“Server huggers” at 46 per cent of companies are continuing to insist on keeping data where it can be seen
despite the obvious benefits that a hybrid cloud strategy can have.
A study by Iron Mountain showed that IT teams opt to keep the data safe when it is confidential, sensitive,
business-critical, used often, subject to strict regulation, newly created or of business value.
are cautious about moving it to off-site locations or into the cloud.
Slowly but surely the server hugger culture is on the way out with 37 per cent of respondents opting for a
hybrid solution that includes tape, disk and cloud storage and eight per cent are ready to implement a cloud
strategy in the coming 12 to 24 months.
Swelling data volumes and increasing confidence in the security and benefits of the cloud are driving the trend
even though healthcare, manufacturing, and financial services firms remain particularly cautious.
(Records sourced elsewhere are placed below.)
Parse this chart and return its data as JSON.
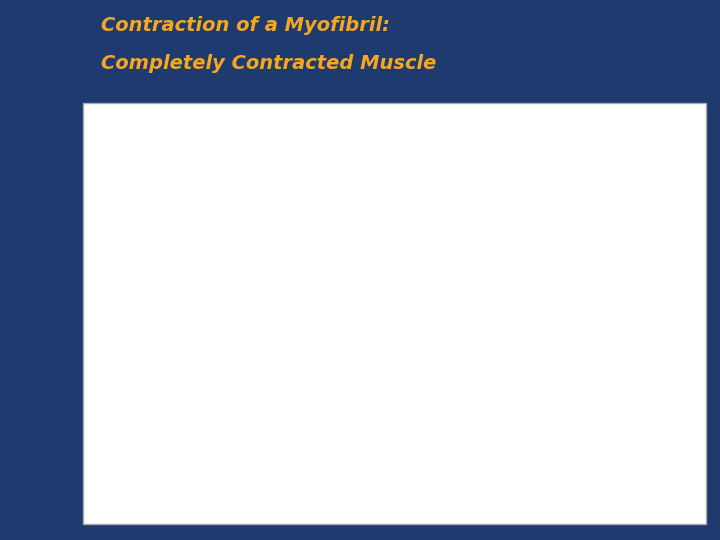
{
  "bg_color": "#1e3a6e",
  "panel_color": "#ffffff",
  "title_line1": "Contraction of a Myofibril:",
  "title_line2": "Completely Contracted Muscle",
  "title_color": "#f5a623",
  "title_fontsize": 14,
  "z_line_color": "#8b2252",
  "thick_filament_color": "#cc7070",
  "thick_filament_border": "#4a1010",
  "actin_color": "#e8a0a0",
  "crossbridge_color": "#999999"
}
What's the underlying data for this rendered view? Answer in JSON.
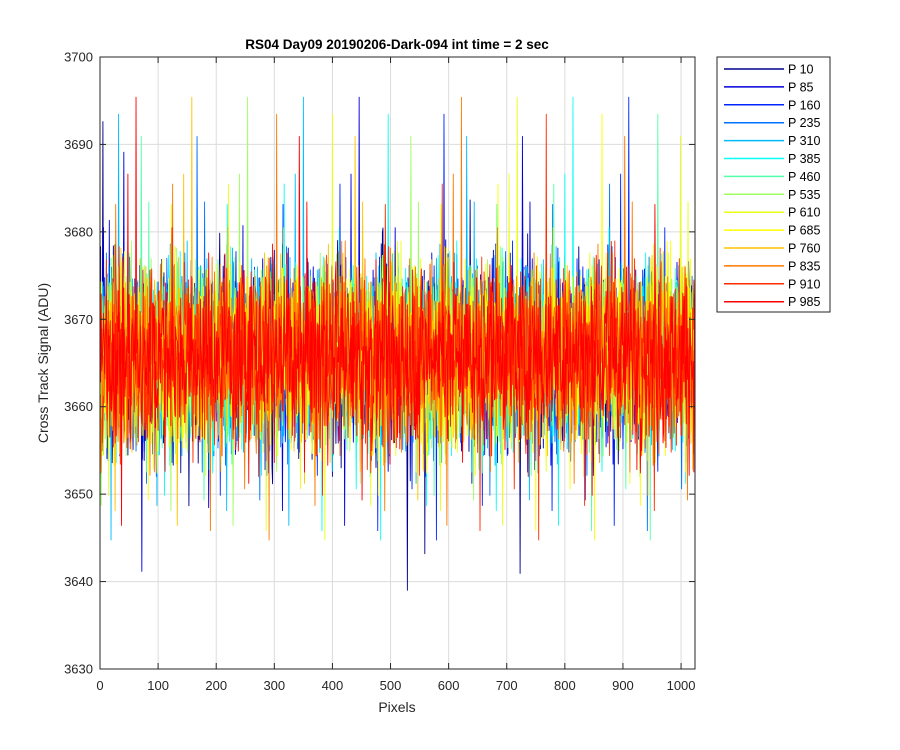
{
  "chart_data": {
    "type": "line",
    "title": "RS04 Day09 20190206-Dark-094 int time = 2 sec",
    "xlabel": "Pixels",
    "ylabel": "Cross Track Signal (ADU)",
    "xlim": [
      0,
      1024
    ],
    "ylim": [
      3630,
      3700
    ],
    "xticks": [
      0,
      100,
      200,
      300,
      400,
      500,
      600,
      700,
      800,
      900,
      1000
    ],
    "yticks": [
      3630,
      3640,
      3650,
      3660,
      3670,
      3680,
      3690,
      3700
    ],
    "grid": true,
    "legend_position": "outside-right",
    "x_points": 1024,
    "signal_center": 3666,
    "signal_spread_typical": [
      3655,
      3680
    ],
    "series": [
      {
        "name": "P 10",
        "color": "#00008F"
      },
      {
        "name": "P 85",
        "color": "#0000DA"
      },
      {
        "name": "P 160",
        "color": "#0026FF"
      },
      {
        "name": "P 235",
        "color": "#0071FF"
      },
      {
        "name": "P 310",
        "color": "#00BCFF"
      },
      {
        "name": "P 385",
        "color": "#09FFF6"
      },
      {
        "name": "P 460",
        "color": "#54FFAB"
      },
      {
        "name": "P 535",
        "color": "#9FFF60"
      },
      {
        "name": "P 610",
        "color": "#EAFF15"
      },
      {
        "name": "P 685",
        "color": "#FFFF00"
      },
      {
        "name": "P 760",
        "color": "#FFC300"
      },
      {
        "name": "P 835",
        "color": "#FF7800"
      },
      {
        "name": "P 910",
        "color": "#FF2D00"
      },
      {
        "name": "P 985",
        "color": "#FF0000"
      }
    ]
  }
}
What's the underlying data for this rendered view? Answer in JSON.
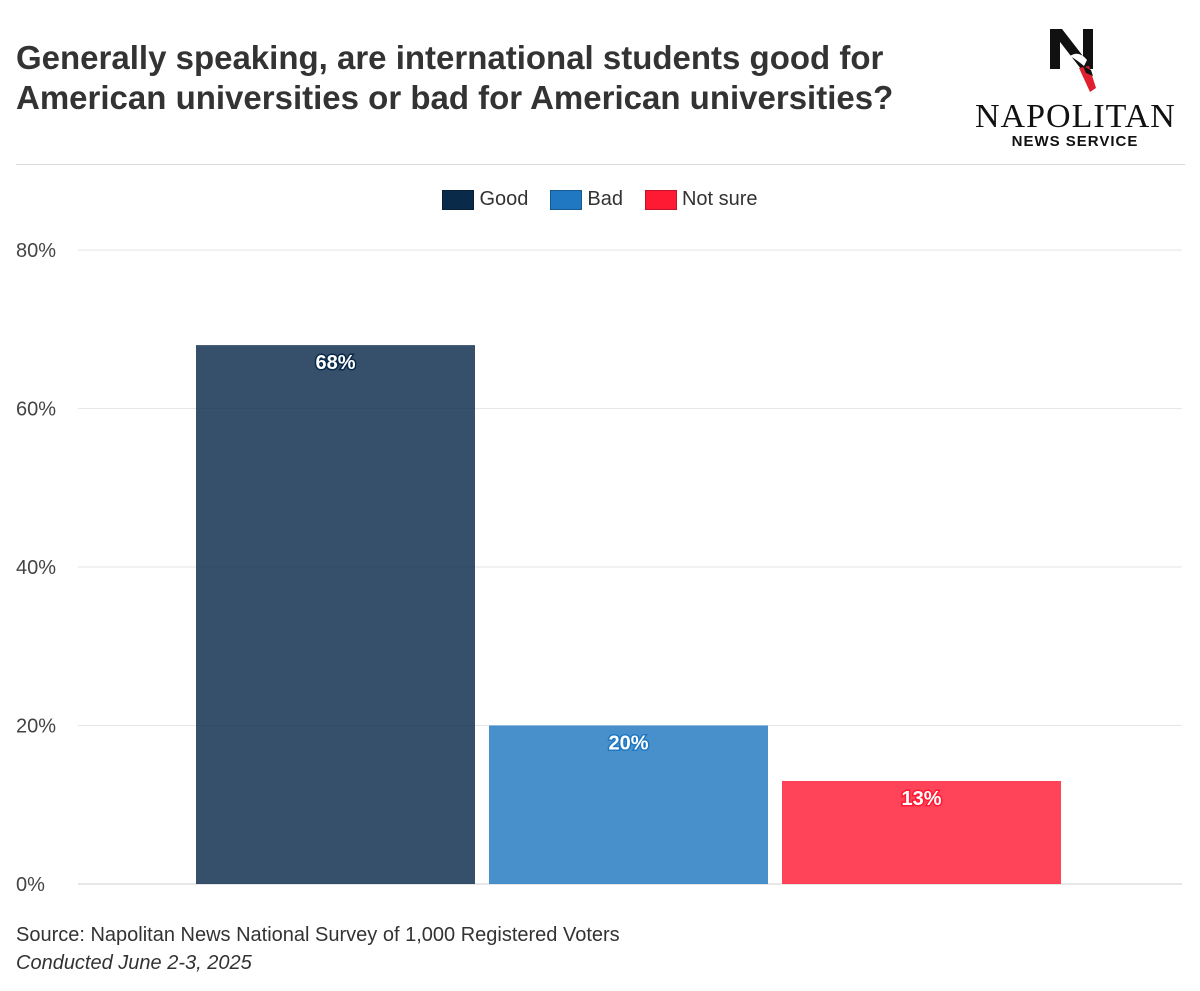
{
  "header": {
    "title": "Generally speaking, are international students good for American universities or bad for American universities?"
  },
  "logo": {
    "wordmark": "NAPOLITAN",
    "subtitle": "NEWS SERVICE"
  },
  "legend": {
    "items": [
      {
        "label": "Good",
        "color": "#0a2a4a"
      },
      {
        "label": "Bad",
        "color": "#1f78c1"
      },
      {
        "label": "Not sure",
        "color": "#ff1a33"
      }
    ]
  },
  "footer": {
    "source": "Source: Napolitan News National Survey of 1,000 Registered Voters",
    "conducted": "Conducted June 2-3, 2025"
  },
  "chart_data": {
    "type": "bar",
    "title": "Generally speaking, are international students good for American universities or bad for American universities?",
    "xlabel": "",
    "ylabel": "",
    "ylim": [
      0,
      80
    ],
    "yticks": [
      "0%",
      "20%",
      "40%",
      "60%",
      "80%"
    ],
    "grid": true,
    "legend_position": "top-center",
    "series": [
      {
        "name": "Good",
        "values": [
          68
        ],
        "label": "68%",
        "color": "#0a2a4a"
      },
      {
        "name": "Bad",
        "values": [
          20
        ],
        "label": "20%",
        "color": "#1f78c1"
      },
      {
        "name": "Not sure",
        "values": [
          13
        ],
        "label": "13%",
        "color": "#ff1a33"
      }
    ]
  }
}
One example given by Iron Mountain was of a UK healthcare firm with less than 250 employees that stores everything on site as they “are not allowed to store data anywhere else”. Another retailer of a similar size added that it keeps data where it can be seen due to it being too sensitive and business critical to put at risk.
“The IT professionals we spoke to believe that getting storage right is an art rather than an exact science. Most still feel most at ease when they can see and touch their data storage racks – often for very sensible business reasons. However, evolving security risks and the growing need to harness the full value of information is making on-site server storage untenable in the long term. We would advise IT teams to transition to a rich, blended platform that includes a secure off-site data centre and cloud solutions,” said Christian Toon, head of information risk at Iron Mountain.
Iron Mountain obtained the results from a series of interviews with senior IT professionals in France, Germany, the Netherlands, Spain and the UK.